Appellee filed an answer, denying the fourth and fifth allegations in the complaint, and admitting* that it paid the face of the policies to the bank upon proof of the death of R. W. Shelby and his indebtedness to the bank shown by the affidavit filed' by its president and cashier, heretofore set out in full.

At the conclusion of the evidence the court instructed the jury relative to the burden of proof as follows, over the objection and exception of appellants:

‘ ‘ Gentlemen of the jury, I instructed you awhile ago that the burden of proof is on the defendant, Union Life Insurance Company, to prove the indebtedness of R. W. Shelby to the People’s Bank at the time of his death, but I have changed my mind, so I am now instructing you that the burden of proof is on the plaintiff (appellant) to establish this.”

The controlling question involved on this appeal is whether the court properly instructed the jury with reference to the burden of proof. There is no ambiguity in the clause designating the beneficiaries in the policies. The People’s Bank of Ozark was primarily made the beneficiary in case R. W. Shelby was indebted to it at the time of his death, to the extent of such'indebtedness, and the executors, administrators or assigns of R. W. Shelby were made the beneficiaries of any surplus remaining after paying said indebtedness. It was clearly the duty of the insurance company to pay such indebtedness as. existed out of the insurance money to the People’s Bank of Ozark first. The clause designating the beneficiaries made no particular requirement as to the character of proof that should be made of the death of the insured and the existence of his indebtedness to the bank. We think the affidavit of the death and indebtedness was sufficient showing to warrant the appellee in making the payment. There is no testimony in the record tending to show that it made the payment in bad faith. It is alleged in the fourth and fifth paragraphs of the com*741plaint, upon which a recovery was sought, that the payment was made in had faith, and that R. W. Shelby owed the hank nothing- at the time of his death. It was. necessary, in order to recover, to sustain the allegations by weight or preponderance of the evidence. The record fails to reflect any evidence tending to establish either of the allegations. Appellants contend and argue that the burden rested upon appellee to show that R. W. Shelby owed it the amount of $10,000 at the time of his death. In other words, appellants treated the answer of appellee as an acknowledgment of the debt and a plea of payment. The real issues, according to the pleadings, were the allegations contained in the complaint, to the effect that no debt existed, and that payment was made by appellee to the bank in bad faith. If no proof had been taken, necessarily, under the pleadings, the appel-lee would have prevailed. Section 4113 of Crawford & Moses’ Digest provides:

“The burden of proof in the whole action lies, on the party who would be defeated if no evidence were given on either side.”

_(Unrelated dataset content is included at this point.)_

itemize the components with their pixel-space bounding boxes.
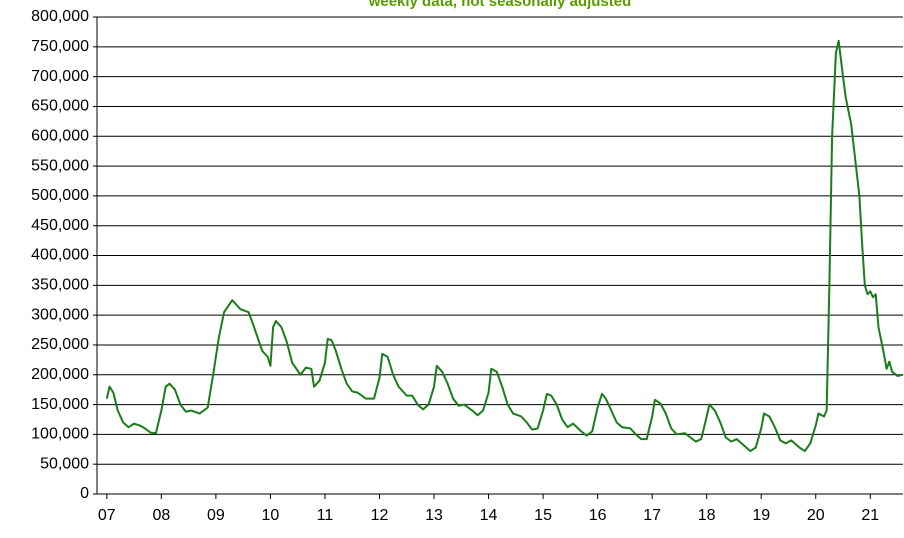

This court ruled in the case of Looney v. Potts, 163 Ark. 310, 260 S. W. 23 (quoting syllabus):

“A suit to recover a sum alleged to have been obtained fraudulently by procuring plaintiff, who could not read, to sign a check for more than the intended amount, was not a suit on the check, but for deceit, and the burden of proof was on the plaintiff, under Crawford & Moses’ Digest, § 4113, placing the burden of proof on the party who would be defeated if no evidence was given on either side.”

The court correctly instructed the jury, in the instant case, that the burden of proof rested upon appellants.

No error appearing, the judgment is affirmed.